The present invention introduces enterprise customer and two notions of personal user, and generally speaking, the user who uses international website to carry out commercial activity is enterprise customer, for example big, medium-sized and small enterprises or purchaser etc. mostly.Because commercial activity is carried out in the Internet bar just as use Web bank in the Internet bar, there is stolen risk in user profile, safety is difficult to guarantee, therefore the enterprise customer uses the computer of enterprises usually, use the likelihood ratio of public place computer less, a plurality of users use the probability of computer on the same stage just littler simultaneously.And the present invention mainly is statistics enterprise customer's a information, does not get rid of the situation of wrong association certainly, if the personal user can provide enterprise customer's legal testimonial material when login, the website also can be as treating enterprise customer's statistical correlation user profile.

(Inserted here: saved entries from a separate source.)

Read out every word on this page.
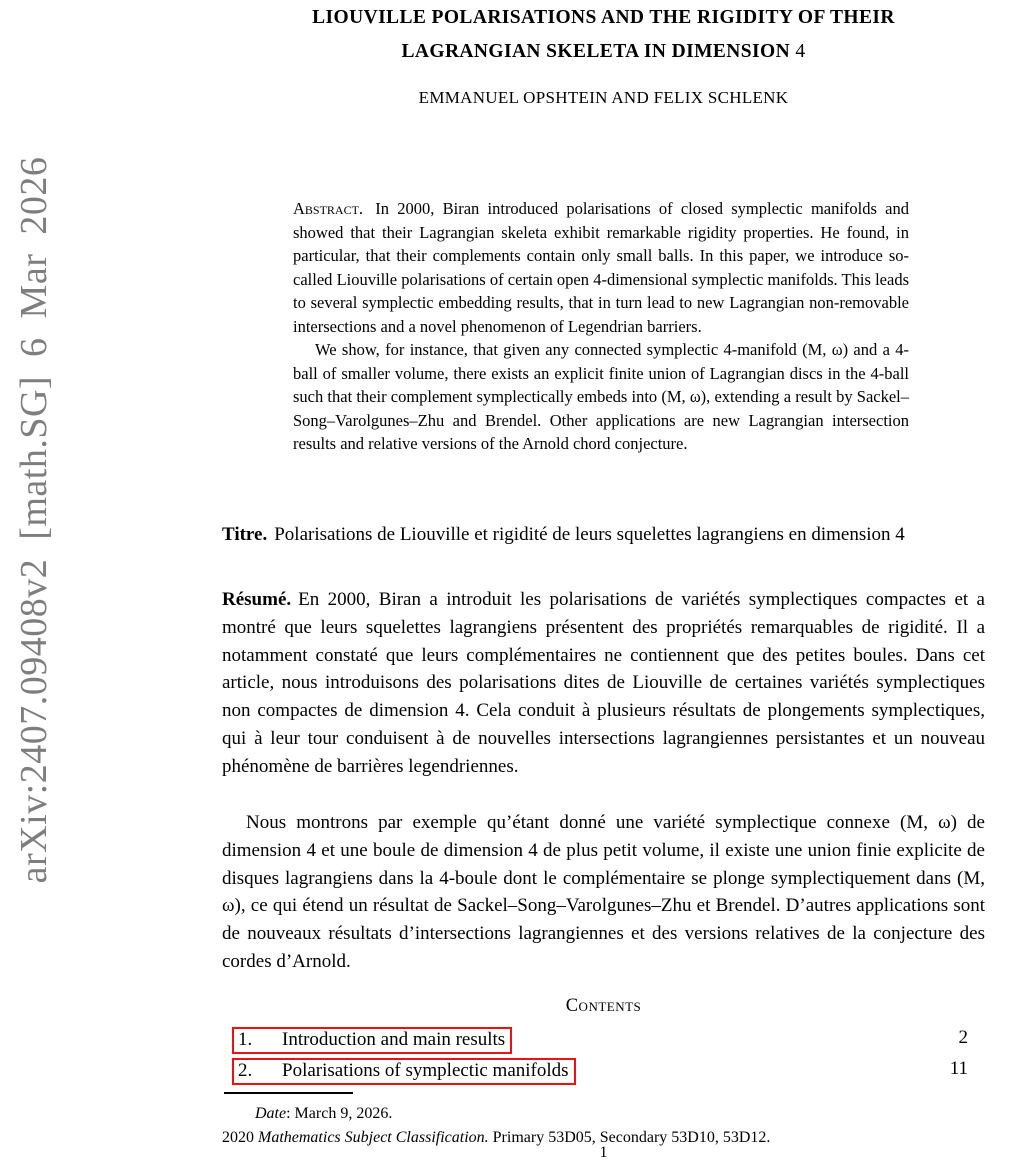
arXiv:2407.09408v2 [math.SG] 6 Mar 2026
LIOUVILLE POLARISATIONS AND THE RIGIDITY OF THEIR
LAGRANGIAN SKELETA IN DIMENSION 4
EMMANUEL OPSHTEIN AND FELIX SCHLENK
Abstract. In 2000, Biran introduced polarisations of closed symplectic manifolds and showed that their Lagrangian skeleta exhibit remarkable rigidity properties. He found, in particular, that their complements contain only small balls. In this paper, we introduce so-called Liouville polarisations of certain open 4-dimensional symplectic manifolds. This leads to several symplectic embedding results, that in turn lead to new Lagrangian non-removable intersections and a novel phenomenon of Legendrian barriers.
We show, for instance, that given any connected symplectic 4-manifold (M, ω) and a 4-ball of smaller volume, there exists an explicit finite union of Lagrangian discs in the 4-ball such that their complement symplectically embeds into (M, ω), extending a result by Sackel–Song–Varolgunes–Zhu and Brendel. Other applications are new Lagrangian intersection results and relative versions of the Arnold chord conjecture.
Titre. Polarisations de Liouville et rigidité de leurs squelettes lagrangiens en dimension 4
Résumé. En 2000, Biran a introduit les polarisations de variétés symplectiques compactes et a montré que leurs squelettes lagrangiens présentent des propriétés remarquables de rigidité. Il a notamment constaté que leurs complémentaires ne contiennent que des petites boules. Dans cet article, nous introduisons des polarisations dites de Liouville de certaines variétés symplectiques non compactes de dimension 4. Cela conduit à plusieurs résultats de plongements symplectiques, qui à leur tour conduisent à de nouvelles intersections lagrangiennes persistantes et un nouveau phénomène de barrières legendriennes.
Nous montrons par exemple qu’étant donné une variété symplectique connexe (M, ω) de dimension 4 et une boule de dimension 4 de plus petit volume, il existe une union finie explicite de disques lagrangiens dans la 4-boule dont le complémentaire se plonge symplectiquement dans (M, ω), ce qui étend un résultat de Sackel–Song–Varolgunes–Zhu et Brendel. D’autres applications sont de nouveaux résultats d’intersections lagrangiennes et des versions relatives de la conjecture des cordes d’Arnold.
Contents
1. Introduction and main results	2
2. Polarisations of symplectic manifolds	11
Date: March 9, 2026.
2020 Mathematics Subject Classification. Primary 53D05, Secondary 53D10, 53D12.
1
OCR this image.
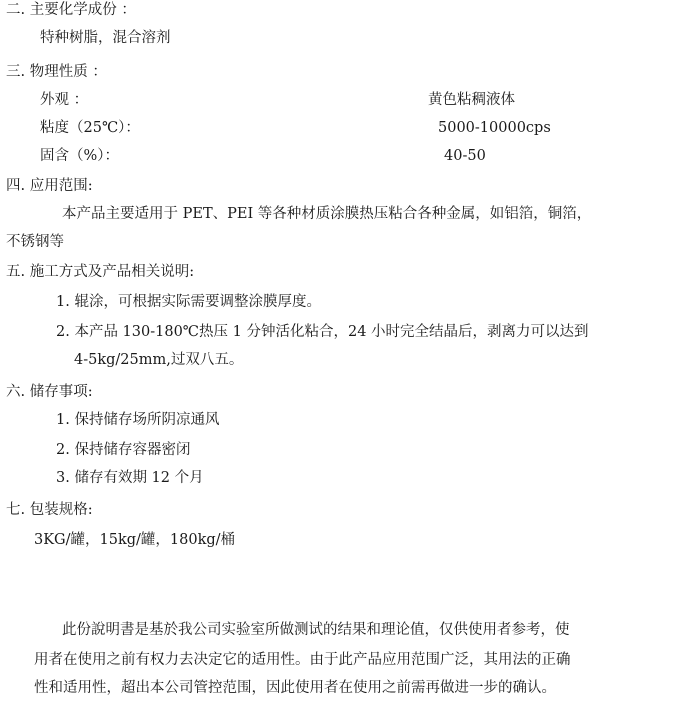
二. 主要化学成份 ：
特种树脂，混合溶剂
三. 物理性质 ：
外观 ：	黄色粘稠液体
粘度（25℃）：	5000-10000cps
固含（%）：	40-50
四. 应用范围:
本产品主要适用于 PET、PEI 等各种材质涂膜热压粘合各种金属，如铝箔，铜箔，
不锈钢等
五. 施工方式及产品相关说明:
1. 辊涂，可根据实际需要调整涂膜厚度。
2. 本产品 130-180℃热压 1 分钟活化粘合，24 小时完全结晶后，剥离力可以达到
4-5kg/25mm,过双八五。
六. 储存事项:
1. 保持储存场所阴凉通风
2. 保持储存容器密闭
3. 储存有效期 12 个月
七. 包装规格:
3KG/罐，15kg/罐，180kg/桶
此份說明書是基於我公司实验室所做测试的结果和理论值，仅供使用者参考，使
用者在使用之前有权力去决定它的适用性。由于此产品应用范围广泛，其用法的正确
性和适用性，超出本公司管控范围，因此使用者在使用之前需再做进一步的确认。
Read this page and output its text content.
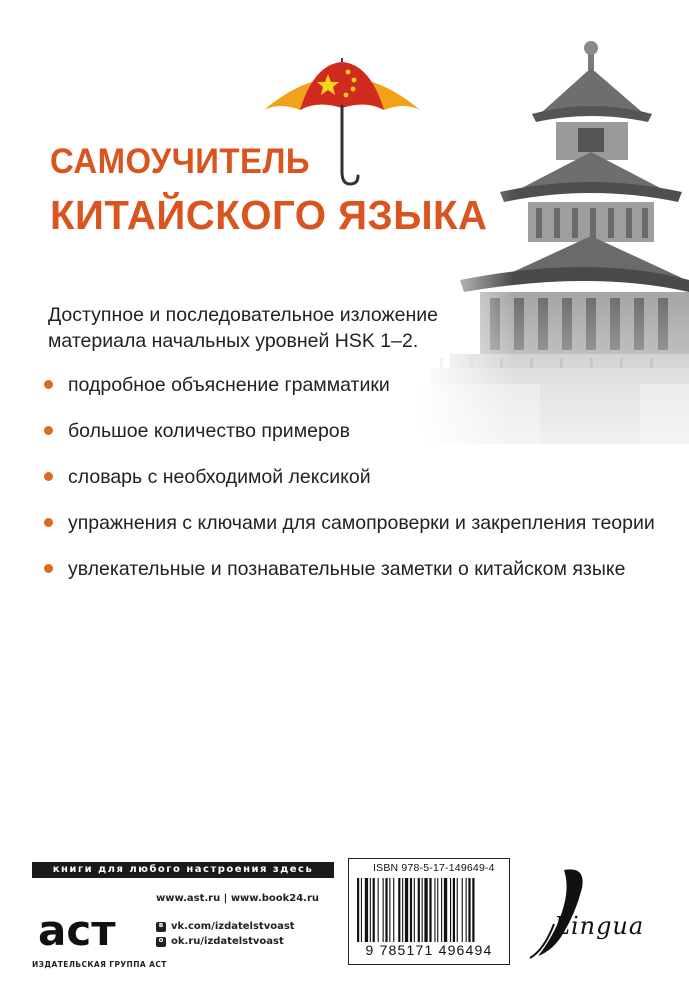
САМОУЧИТЕЛЬ
КИТАЙСКОГО ЯЗЫКА

Доступное и последовательное изложение материала начальных уровней HSK 1–2.

подробное объяснение грамматики
большое количество примеров
словарь с необходимой лексикой
упражнения с ключами для самопроверки и закрепления теории
увлекательные и познавательные заметки о китайском языке
книги для любого настроения здесь
аст
ИЗДАТЕЛЬСКАЯ ГРУППА АСТ
www.ast.ru | www.book24.ru
в vk.com/izdatelstvoast
о ok.ru/izdatelstvoast
ISBN 978-5-17-149649-4
9 785171 496494
Lingua
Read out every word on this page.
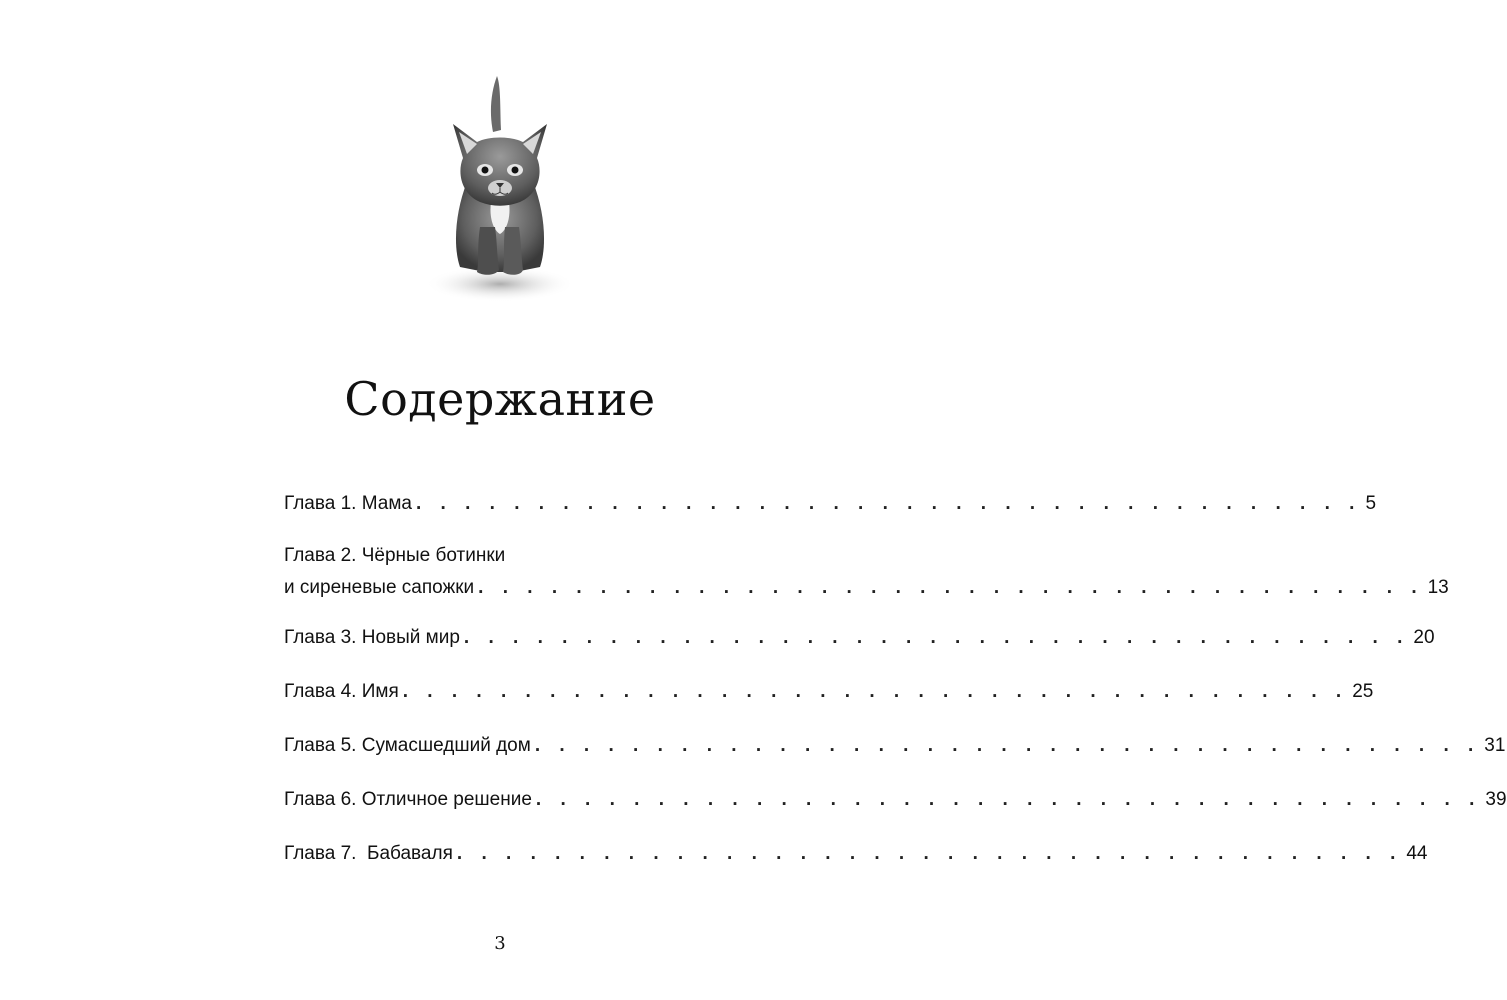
Содержание
Глава 1. Мама . . . . . . . . . . . . . . . . . . . . . . . . . . . . . . . . . . . . . . . 5
Глава 2. Чёрные ботинки
и сиреневые сапожки . . . . . . . . . . . . . . . . . . . . . . . . . . . . . . . . . . . . . . . 13
Глава 3. Новый мир . . . . . . . . . . . . . . . . . . . . . . . . . . . . . . . . . . . . . . . 20
Глава 4. Имя . . . . . . . . . . . . . . . . . . . . . . . . . . . . . . . . . . . . . . . 25
Глава 5. Сумасшедший дом . . . . . . . . . . . . . . . . . . . . . . . . . . . . . . . . . . . . . . . 31
Глава 6. Отличное решение . . . . . . . . . . . . . . . . . . . . . . . . . . . . . . . . . . . . . . . 39
Глава 7.  Бабаваля . . . . . . . . . . . . . . . . . . . . . . . . . . . . . . . . . . . . . . . 44
3
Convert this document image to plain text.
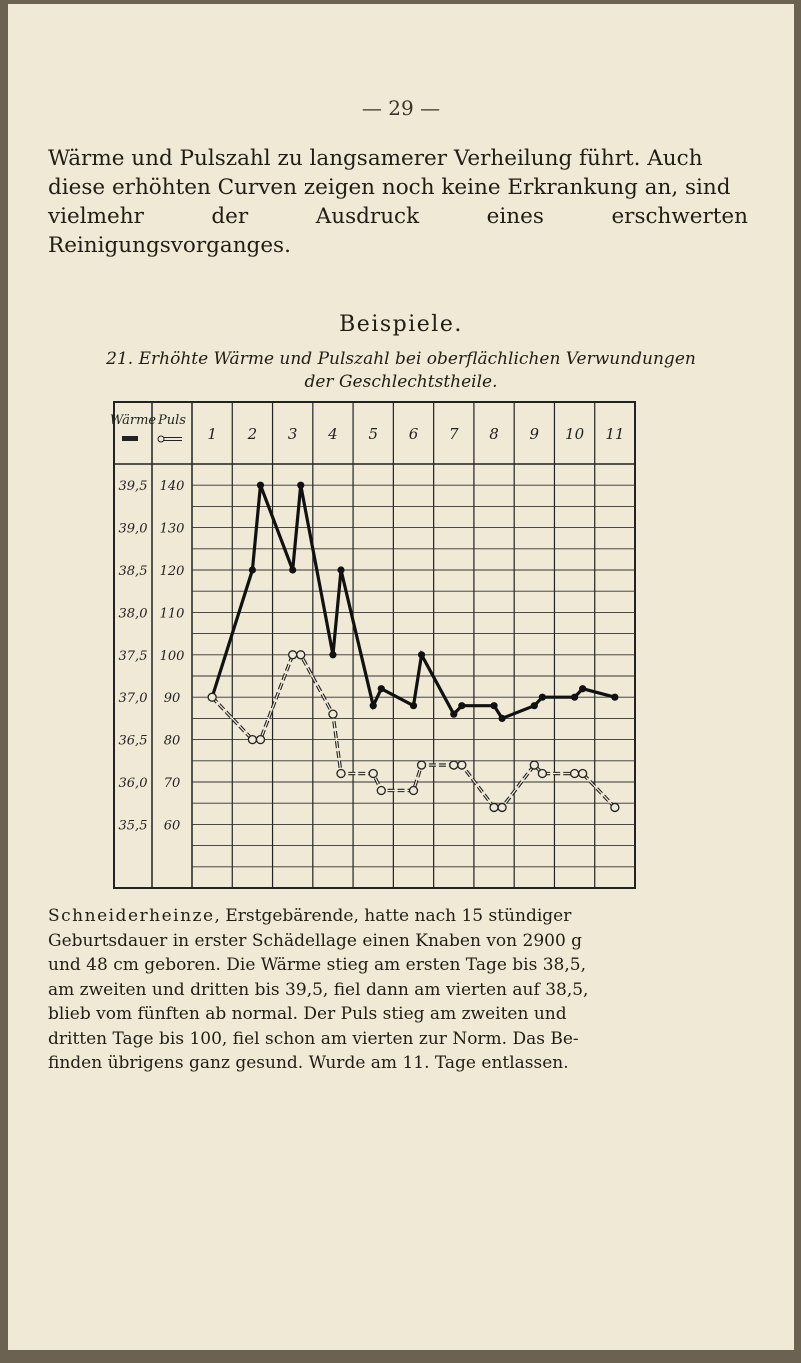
— 29 —
Wärme und Pulszahl zu langsamerer Verheilung führt. Auch
diese erhöhten Curven zeigen noch keine Erkrankung an, sind
vielmehr der Ausdruck eines erschwerten Reinigungsvorganges.
Beispiele.
21. Erhöhte Wärme und Pulszahl bei oberflächlichen Verwundungen
der Geschlechtstheile.
Wärme Puls
1 2 3 4 5 6 7 8 9 10 11
39,5
39,0
38,5
38,0
37,5
37,0
36,5
36,0
35,5
140
130
120
110
100
90
80
70
60
Schneiderheinze, Erstgebärende, hatte nach 15 stündiger
Geburtsdauer in erster Schädellage einen Knaben von 2900 g
und 48 cm geboren. Die Wärme stieg am ersten Tage bis 38,5,
am zweiten und dritten bis 39,5, fiel dann am vierten auf 38,5,
blieb vom fünften ab normal. Der Puls stieg am zweiten und
dritten Tage bis 100, fiel schon am vierten zur Norm. Das Be-
finden übrigens ganz gesund. Wurde am 11. Tage entlassen.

According to the statistics of certain large-scale Chinese website, had only 10% Chinese website member (enterprise customer and the user of nonbusiness) to utilize Internet bar's online in 2002, this ratio today after 4 years should drop to lower; Wherein, the enterprise customer uses the ratio of the computer log Chinese website of public places such as Internet bar can ignore especially.In addition, for foreign language website, owing to relate to the foreign trade commercial affairs mostly, its threshold that enters is higher than Chinese website, and therefore, the enterprise customer utilizes the probability of personal computer logins such as Internet bar lower.Therefore, above-mentioned data can illustrate that different enterprise customers uses the probability of same computer very low, and use the probability of the own computer of enterprise very high.In addition, even there is different enterprise customers to use the situation of same computer to take place, they visit the probability of same website also can be very low.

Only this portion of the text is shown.